METAMATERIALS: Negative refraction demonstrated in the green
Metamaterials and negative-index materials (NIMs) have been of high interest in the optics industry for the past several years, especially for their potential promise as “superlenses” with subwavelength focusing at resolution levels well below the diffraction limit.
Metamaterials and negative-index materials (NIMs) have been of high interest in the optics industry for the past several years, especially for their potential promise as “superlenses” with subwavelength focusing at resolution levels well below the diffraction limit (see www.laserfocusworld.com/articles/279859 and 243222). Although NIMs have been demonstrated in the microwave, infrared, and even the red end of the visible spectrum, negative refraction has only been observed from a NIM operating in the microwave regime. Researchers at the California Institute of Technology (CalTech; Pasadena, CA) and Centre National de la Recherche Scientifique (Paris, France) have now demonstrated such refraction in the blue-green region of the visible spectrum.1
The material is based on a metal-insulator-metal waveguide that acts as a two-dimensional NIM with an effective electric permittivity and magnetic permeability that are both negative when averaged over the thickness of the waveguide. The negative response is caused by the in-plane isotropic dispersion properties of a transverse-magnetic mode involving coupled surface-plasmon polaritons (SPPs) at each metal/dielectric interface. For certain SPP frequencies, the dispersion curve exhibits a negative slope and the energy and phase fronts propagate in opposite directions. This mode thus behaves as if it had a negative index of refraction.

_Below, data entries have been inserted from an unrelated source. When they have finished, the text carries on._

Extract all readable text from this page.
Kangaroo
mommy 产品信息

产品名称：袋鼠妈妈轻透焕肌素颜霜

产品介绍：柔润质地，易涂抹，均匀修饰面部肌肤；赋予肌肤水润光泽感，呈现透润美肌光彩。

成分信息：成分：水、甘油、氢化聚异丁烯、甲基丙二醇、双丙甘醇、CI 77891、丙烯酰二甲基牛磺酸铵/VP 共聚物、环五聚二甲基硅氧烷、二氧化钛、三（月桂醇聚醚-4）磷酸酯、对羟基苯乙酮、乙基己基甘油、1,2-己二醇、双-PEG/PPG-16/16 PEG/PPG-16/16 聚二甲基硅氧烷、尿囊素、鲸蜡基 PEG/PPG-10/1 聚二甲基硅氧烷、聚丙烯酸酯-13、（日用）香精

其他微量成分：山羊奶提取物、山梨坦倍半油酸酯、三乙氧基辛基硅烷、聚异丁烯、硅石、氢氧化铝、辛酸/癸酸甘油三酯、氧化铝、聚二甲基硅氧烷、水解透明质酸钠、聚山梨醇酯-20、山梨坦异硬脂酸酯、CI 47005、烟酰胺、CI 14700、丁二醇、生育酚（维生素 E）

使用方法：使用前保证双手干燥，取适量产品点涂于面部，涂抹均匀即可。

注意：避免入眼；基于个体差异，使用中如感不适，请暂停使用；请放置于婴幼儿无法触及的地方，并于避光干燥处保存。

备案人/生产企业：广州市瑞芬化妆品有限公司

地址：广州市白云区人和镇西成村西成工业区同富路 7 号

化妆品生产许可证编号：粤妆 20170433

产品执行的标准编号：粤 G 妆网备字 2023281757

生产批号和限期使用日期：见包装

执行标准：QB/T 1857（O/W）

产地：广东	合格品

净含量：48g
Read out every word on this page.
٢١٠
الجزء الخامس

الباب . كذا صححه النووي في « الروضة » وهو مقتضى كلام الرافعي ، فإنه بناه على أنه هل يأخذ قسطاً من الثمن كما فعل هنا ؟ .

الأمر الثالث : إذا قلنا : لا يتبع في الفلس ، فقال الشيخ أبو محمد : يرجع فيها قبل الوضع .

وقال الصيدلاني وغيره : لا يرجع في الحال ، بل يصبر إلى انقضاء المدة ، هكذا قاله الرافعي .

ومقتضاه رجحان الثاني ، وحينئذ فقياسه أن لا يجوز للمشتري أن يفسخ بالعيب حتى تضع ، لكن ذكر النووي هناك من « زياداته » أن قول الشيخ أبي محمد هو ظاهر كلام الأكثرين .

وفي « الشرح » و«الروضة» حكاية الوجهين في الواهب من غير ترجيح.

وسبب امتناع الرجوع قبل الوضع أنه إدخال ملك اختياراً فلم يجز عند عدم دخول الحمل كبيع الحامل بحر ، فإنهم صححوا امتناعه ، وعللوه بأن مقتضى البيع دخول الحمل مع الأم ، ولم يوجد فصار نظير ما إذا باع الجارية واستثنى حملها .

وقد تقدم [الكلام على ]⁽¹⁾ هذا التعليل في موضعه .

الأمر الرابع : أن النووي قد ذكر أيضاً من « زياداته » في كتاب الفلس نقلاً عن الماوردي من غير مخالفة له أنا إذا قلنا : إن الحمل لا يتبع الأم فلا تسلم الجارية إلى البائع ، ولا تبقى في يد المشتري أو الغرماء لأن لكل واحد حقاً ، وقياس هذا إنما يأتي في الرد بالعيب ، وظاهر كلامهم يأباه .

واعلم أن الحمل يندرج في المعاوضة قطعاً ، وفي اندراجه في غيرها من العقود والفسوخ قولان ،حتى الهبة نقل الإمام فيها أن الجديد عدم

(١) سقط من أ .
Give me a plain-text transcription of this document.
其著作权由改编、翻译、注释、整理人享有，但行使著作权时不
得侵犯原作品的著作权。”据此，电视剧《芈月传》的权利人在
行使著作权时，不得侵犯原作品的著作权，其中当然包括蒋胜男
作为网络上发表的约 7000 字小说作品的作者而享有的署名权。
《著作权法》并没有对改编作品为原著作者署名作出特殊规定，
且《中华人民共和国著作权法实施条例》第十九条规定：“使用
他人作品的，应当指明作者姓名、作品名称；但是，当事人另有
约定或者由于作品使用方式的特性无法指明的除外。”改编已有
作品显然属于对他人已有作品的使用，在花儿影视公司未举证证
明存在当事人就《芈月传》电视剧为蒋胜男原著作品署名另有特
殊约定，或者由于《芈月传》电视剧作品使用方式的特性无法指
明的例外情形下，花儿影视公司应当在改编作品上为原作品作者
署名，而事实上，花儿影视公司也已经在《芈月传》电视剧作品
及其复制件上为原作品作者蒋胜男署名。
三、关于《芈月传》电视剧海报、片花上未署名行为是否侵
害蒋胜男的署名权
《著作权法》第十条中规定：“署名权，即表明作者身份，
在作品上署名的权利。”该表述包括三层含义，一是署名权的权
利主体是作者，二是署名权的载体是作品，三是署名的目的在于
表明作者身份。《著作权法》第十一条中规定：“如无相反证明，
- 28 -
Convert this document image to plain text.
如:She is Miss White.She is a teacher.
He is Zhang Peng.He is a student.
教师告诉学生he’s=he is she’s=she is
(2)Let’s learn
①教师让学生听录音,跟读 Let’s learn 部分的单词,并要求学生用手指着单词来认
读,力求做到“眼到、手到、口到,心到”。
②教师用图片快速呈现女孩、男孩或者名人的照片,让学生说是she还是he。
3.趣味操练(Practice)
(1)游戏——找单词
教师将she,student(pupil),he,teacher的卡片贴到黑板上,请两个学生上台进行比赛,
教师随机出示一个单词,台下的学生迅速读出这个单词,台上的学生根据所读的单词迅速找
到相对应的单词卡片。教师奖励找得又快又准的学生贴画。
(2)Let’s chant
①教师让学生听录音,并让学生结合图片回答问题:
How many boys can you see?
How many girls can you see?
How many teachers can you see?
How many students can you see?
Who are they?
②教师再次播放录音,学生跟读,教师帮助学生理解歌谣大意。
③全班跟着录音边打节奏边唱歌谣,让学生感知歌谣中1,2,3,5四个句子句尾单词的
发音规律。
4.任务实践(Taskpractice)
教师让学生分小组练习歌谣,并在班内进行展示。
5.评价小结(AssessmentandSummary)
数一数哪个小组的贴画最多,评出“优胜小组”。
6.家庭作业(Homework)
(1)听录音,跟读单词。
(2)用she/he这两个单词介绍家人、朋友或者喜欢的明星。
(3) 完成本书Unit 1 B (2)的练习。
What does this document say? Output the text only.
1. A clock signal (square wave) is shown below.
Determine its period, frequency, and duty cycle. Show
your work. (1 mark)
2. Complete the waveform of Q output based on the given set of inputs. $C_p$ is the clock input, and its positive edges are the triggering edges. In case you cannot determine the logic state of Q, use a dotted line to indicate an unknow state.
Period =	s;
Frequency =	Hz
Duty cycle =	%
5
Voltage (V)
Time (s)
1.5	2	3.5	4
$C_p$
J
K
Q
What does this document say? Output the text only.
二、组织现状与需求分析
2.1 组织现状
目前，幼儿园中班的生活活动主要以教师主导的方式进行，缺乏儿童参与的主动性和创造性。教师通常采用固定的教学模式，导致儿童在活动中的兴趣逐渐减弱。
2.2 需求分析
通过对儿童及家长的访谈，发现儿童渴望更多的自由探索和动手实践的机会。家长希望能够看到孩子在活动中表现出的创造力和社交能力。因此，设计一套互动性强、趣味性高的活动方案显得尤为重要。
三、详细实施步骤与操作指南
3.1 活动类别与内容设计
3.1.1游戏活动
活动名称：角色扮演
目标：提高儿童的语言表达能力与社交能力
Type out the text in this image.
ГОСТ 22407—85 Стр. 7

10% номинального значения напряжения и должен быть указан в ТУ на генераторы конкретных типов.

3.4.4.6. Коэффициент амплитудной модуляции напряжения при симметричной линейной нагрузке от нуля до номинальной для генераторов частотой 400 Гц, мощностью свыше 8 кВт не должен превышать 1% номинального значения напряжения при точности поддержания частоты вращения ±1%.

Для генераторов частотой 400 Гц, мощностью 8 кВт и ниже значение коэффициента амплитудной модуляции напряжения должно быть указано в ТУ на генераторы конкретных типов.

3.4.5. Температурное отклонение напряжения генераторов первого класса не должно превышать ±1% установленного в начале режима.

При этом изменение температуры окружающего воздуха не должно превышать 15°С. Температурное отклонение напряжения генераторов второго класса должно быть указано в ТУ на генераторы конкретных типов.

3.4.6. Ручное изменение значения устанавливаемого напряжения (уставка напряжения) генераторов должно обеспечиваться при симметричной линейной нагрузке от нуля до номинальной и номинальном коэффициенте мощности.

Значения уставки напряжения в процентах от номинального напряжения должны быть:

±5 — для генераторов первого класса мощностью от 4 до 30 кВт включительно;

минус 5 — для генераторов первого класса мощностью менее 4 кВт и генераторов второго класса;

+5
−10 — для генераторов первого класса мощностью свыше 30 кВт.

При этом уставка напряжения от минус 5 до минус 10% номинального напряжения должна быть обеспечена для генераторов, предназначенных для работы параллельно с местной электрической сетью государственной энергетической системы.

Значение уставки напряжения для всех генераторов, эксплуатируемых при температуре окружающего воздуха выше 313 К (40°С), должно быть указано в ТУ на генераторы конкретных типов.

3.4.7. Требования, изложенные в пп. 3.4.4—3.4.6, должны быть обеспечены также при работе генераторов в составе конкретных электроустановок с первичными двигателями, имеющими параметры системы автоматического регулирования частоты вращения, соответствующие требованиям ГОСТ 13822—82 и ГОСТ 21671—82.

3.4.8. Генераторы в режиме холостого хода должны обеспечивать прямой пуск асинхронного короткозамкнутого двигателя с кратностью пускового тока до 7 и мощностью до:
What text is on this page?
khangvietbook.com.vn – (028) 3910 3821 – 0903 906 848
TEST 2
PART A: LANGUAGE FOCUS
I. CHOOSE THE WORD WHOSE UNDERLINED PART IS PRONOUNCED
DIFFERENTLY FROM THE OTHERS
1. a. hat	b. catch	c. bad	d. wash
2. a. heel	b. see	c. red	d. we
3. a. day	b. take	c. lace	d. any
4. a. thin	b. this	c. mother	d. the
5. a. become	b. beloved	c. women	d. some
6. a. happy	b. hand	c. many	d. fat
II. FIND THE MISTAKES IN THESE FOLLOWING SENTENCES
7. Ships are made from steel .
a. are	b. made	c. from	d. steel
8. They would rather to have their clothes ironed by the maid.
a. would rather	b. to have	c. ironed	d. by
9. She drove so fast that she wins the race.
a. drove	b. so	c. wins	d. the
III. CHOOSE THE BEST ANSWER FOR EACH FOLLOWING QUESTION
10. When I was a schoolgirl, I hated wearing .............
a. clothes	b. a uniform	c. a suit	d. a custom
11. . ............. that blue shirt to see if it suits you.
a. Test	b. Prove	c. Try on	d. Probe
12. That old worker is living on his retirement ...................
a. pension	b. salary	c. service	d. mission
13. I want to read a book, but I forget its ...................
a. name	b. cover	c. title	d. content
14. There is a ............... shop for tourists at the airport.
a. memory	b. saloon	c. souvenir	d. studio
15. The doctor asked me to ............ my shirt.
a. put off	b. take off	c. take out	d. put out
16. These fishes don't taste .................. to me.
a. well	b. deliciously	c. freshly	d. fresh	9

The NIM was fabricated by sandwiching 50 nm of silicon nitride (Si3N4) between silver (Ag) and gold (Au) cladding layers. These Au/Si3N4/Ag waveguides sustain a single negative-index SPP mode for wavelengths between 470 and 530 nm and a positive-index mode for all other wavelengths.
To visualize negative refraction, the experimental setup consists of three cascaded metal-insulator-metal waveguides: the thin Au/Si3N4/Ag waveguide, and thicker Ag/Si3N4/Ag waveguides with 500 nm cores (see figure). Unlike the 50 nm Au/Si3N4/Ag waveguide, the thick Ag/Si3N4/Ag waveguides sustain only positive-index modes for all wavelengths. The thin Au/Si3N4/Ag waveguide is positioned between the thicker Ag/Si3N4/Ag waveguides, and subwavelength slits are used to couple laser light into and out of the waveguides. Moreover, aluminum cladding layers ensure that no laser light leaks into or out of the structure except at the input and output slits.
When the Au/Si3N4/Ag waveguide is shaped into a prism, the refraction angle can be directly observed. Experimentally, a guided mode is launched into the first positive-index waveguide and excites a SPP mode that propagates through the thin Au/Si3N4/Ag waveguide. When this SPP mode encounters the slanted interface between the middle and output metal-insulator-metal waveguides, it refracts according to Snell’s law. Depending on the incident-laser wavelength, negative and positive refractions are recorded and negative indices as large as -5 are achieved.
Additional experiments using prism-shaped waveguides in different configurations confirm the presence of all-angle negative refraction in the blue-green visible wavelength range between 476 and 514 nm. “Direct visualization of negative refraction is a first milestone to realizing two-dimensional superlenses and invisibility cloaks in the visible,” says Jennifer Dionne, one of the researchers. “The inherent simplicity of this structure hints at its potential as a building block for future negative-index media in three dimensions,” adds Henri Lezec, lead author.
1. H.J. Lezec et al., Science Express 10.1126/science.1139266, 1 (March 22, 2007).